Geçmişten süregelen güçlü devlet büyük imparatorluk hayalleri geleneksel İran devletinin hala bölgede güç olmak istediğinin sinyalleridir. Sosyalistlerin, demokratların, ilerici insanlığın yapması gerekenler herhangi bir devletin yanında yer almak değil ezilenlerin temsilciliğini yapıp devletler arası çıkan egemenlik savaşlarını halklar için bir devrim atmosferine dönüştürebilmektir. Bilindiği gibi devletler toplumlar üzerinde güçle egemenlik kurarlar gücün ve otoritenin zayıfladığı durumlarda devletin varlığı tehlikeye düşer.
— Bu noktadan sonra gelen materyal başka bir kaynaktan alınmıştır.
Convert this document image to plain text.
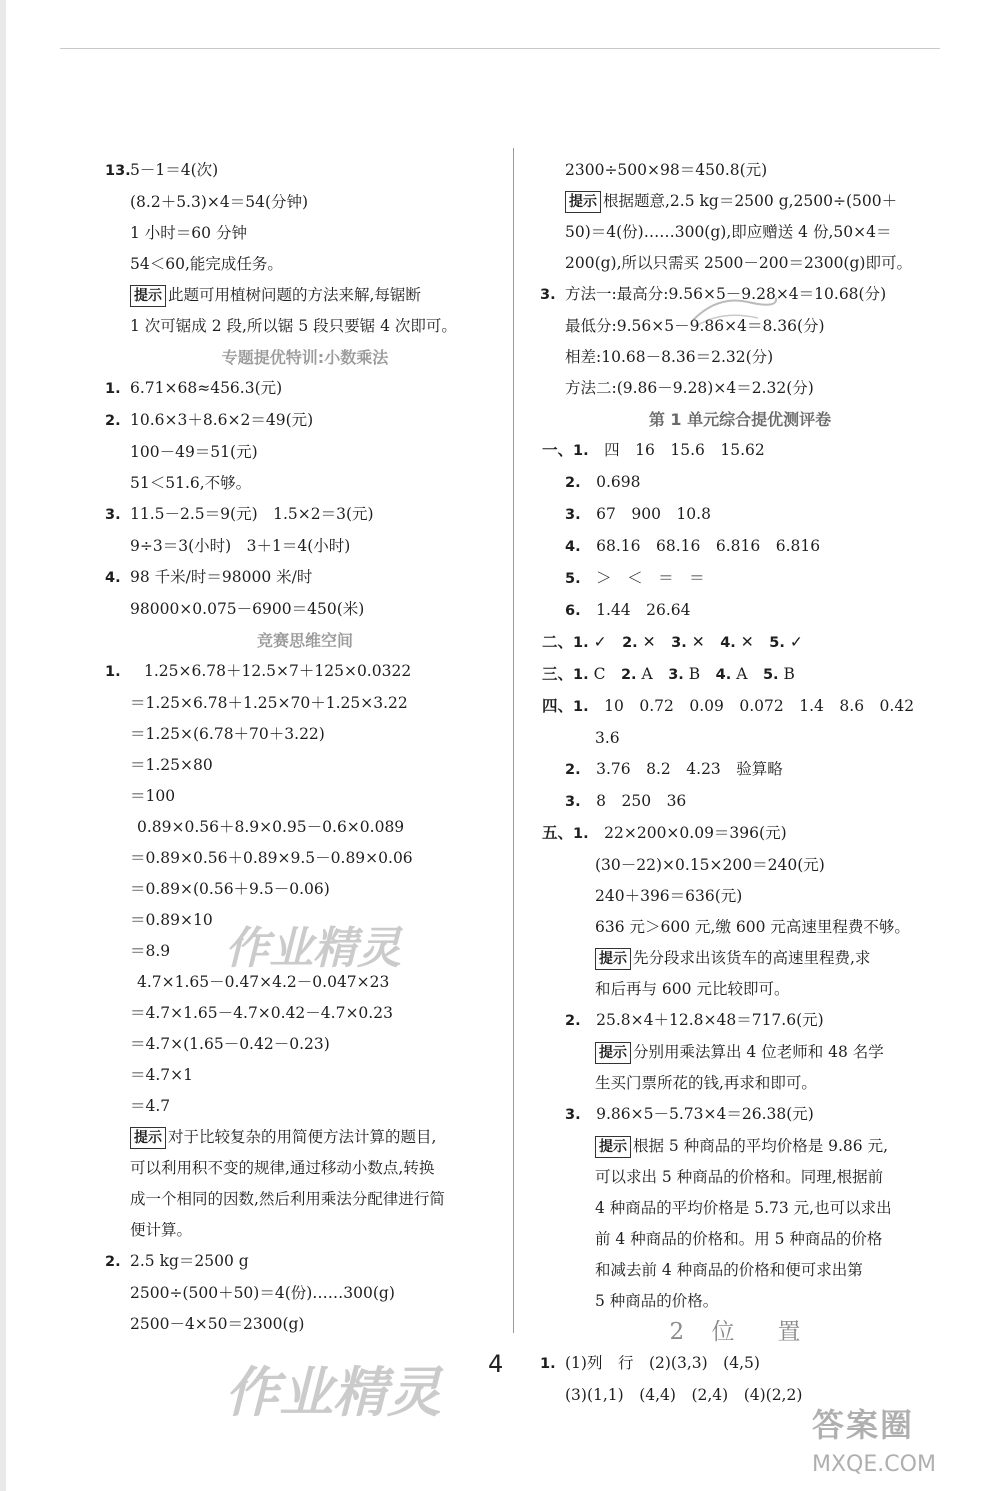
13.5－1＝4(次)
(8.2＋5.3)×4＝54(分钟)
1 小时＝60 分钟
54＜60,能完成任务。
提示 此题可用植树问题的方法来解,每锯断
1 次可锯成 2 段,所以锯 5 段只要锯 4 次即可。
专题提优特训:小数乘法
1. 6.71×68≈456.3(元)
2. 10.6×3＋8.6×2＝49(元)
100－49＝51(元)
51＜51.6,不够。
3. 11.5－2.5＝9(元)　1.5×2＝3(元)
9÷3＝3(小时)　3＋1＝4(小时)
4. 98 千米/时＝98000 米/时
98000×0.075－6900＝450(米)
竞赛思维空间
1. 1.25×6.78＋12.5×7＋125×0.0322
＝1.25×6.78＋1.25×70＋1.25×3.22
＝1.25×(6.78＋70＋3.22)
＝1.25×80
＝100
0.89×0.56＋8.9×0.95－0.6×0.089
＝0.89×0.56＋0.89×9.5－0.89×0.06
＝0.89×(0.56＋9.5－0.06)
＝0.89×10
＝8.9
4.7×1.65－0.47×4.2－0.047×23
＝4.7×1.65－4.7×0.42－4.7×0.23
＝4.7×(1.65－0.42－0.23)
＝4.7×1
＝4.7
提示 对于比较复杂的用简便方法计算的题目,
可以利用积不变的规律,通过移动小数点,转换
成一个相同的因数,然后利用乘法分配律进行简
便计算。
2. 2.5 kg＝2500 g
2500÷(500＋50)＝4(份)……300(g)
2500－4×50＝2300(g)
2300÷500×98＝450.8(元)
提示 根据题意,2.5 kg＝2500 g,2500÷(500＋
50)＝4(份)……300(g),即应赠送 4 份,50×4＝
200(g),所以只需买 2500－200＝2300(g)即可。
3. 方法一:最高分:9.56×5－9.28×4＝10.68(分)
最低分:9.56×5－9.86×4＝8.36(分)
相差:10.68－8.36＝2.32(分)
方法二:(9.86－9.28)×4＝2.32(分)
第 1 单元综合提优测评卷
一、1.　 四　16　15.6　15.62
2.　 0.698
3.　 67　900　10.8
4.　 68.16　68.16　6.816　6.816
5.　 ＞　＜　＝　＝
6.　 1.44　26.64
二、1. ✓　 2. ✕　 3. ✕　 4. ✕　 5. ✓
三、1. C　 2. A　 3. B　 4. A　 5. B
四、1.　 10　0.72　0.09　0.072　1.4　8.6　0.42
3.6
2.　 3.76　8.2　4.23　验算略
3.　 8　250　36
五、1.　 22×200×0.09＝396(元)
(30－22)×0.15×200＝240(元)
240＋396＝636(元)
636 元＞600 元,缴 600 元高速里程费不够。
提示 先分段求出该货车的高速里程费,求
和后再与 600 元比较即可。
2.　 25.8×4＋12.8×48＝717.6(元)
提示 分别用乘法算出 4 位老师和 48 名学
生买门票所花的钱,再求和即可。
3.　 9.86×5－5.73×4＝26.38(元)
提示 根据 5 种商品的平均价格是 9.86 元,
可以求出 5 种商品的价格和。同理,根据前
4 种商品的平均价格是 5.73 元,也可以求出
前 4 种商品的价格和。用 5 种商品的价格
和减去前 4 种商品的价格和便可求出第
5 种商品的价格。
2 位　置
1. (1)列　行　(2)(3,3)　(4,5)
(3)(1,1)　(4,4)　(2,4)　(4)(2,2)
作业精灵
作业精灵 4
答案圈
MXQE.COM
Toplumlar ezildiklerini bilseler de bazen güçsüz olduklarını düşünüp devlete karşı savaşamayacaklarını düşünürler. İşte böylesi emperyalist savaşlarda devlet otoritesi askeri, fiziki ve teknik olarak her bakımdan zayıflar. Devlet otoritesinin her bakımından zayıfladığı koşullarda örgütlü olan halklar harekete geçip kendi hakimiyetlerini kurabilirler. İran’da başta Kürtler olmak üzere belli bir entelektüel aydın kesim var dolayısıyla Kürt halkı ve entelektüel aydın kesimin örgütlenip bu vahşi molla rejimine karşı yönetimi yıkmaları ve halkların demokratik yaşamını kurmaları mümkündür. İran’da Kürtlerin ve kadınların belli bir mücadele deneyimleri ve bir örgütlükleri var.
Son birkaç yıldır Jin Jiyan Azadî deyip sokaklara çıkıp bu baskıcı rejime büyük bir korku salıyorlar. Bu emperyalist savaşlara kesinlikle karşı çıkmak gerekiyor. Yapılması gereken halkların her türlü milliyet, ve iktidarcı zihniyetten uzak durup kendi geleceklerini demokratik geleceklerini kurmak için mücadele etmeleri ve kendi demokratik yaşamlarını kurmalarıdır. Devletten iktidardan özgürlük beklemek kölelerin efendilerinden özgürlük beklemeleri anlamına gelir. Sorunların çözümünü devletten bekleyenler özgür olamazlar, kendi sorunlarını kendi kendileri çözenler ancak özgür olabilirler, kendi kendini yönetmek aynı zamanda özgür olmaktır. Özgür olmak aynı zamanda kendi kendini yönetmeyi öğrenebilmektir.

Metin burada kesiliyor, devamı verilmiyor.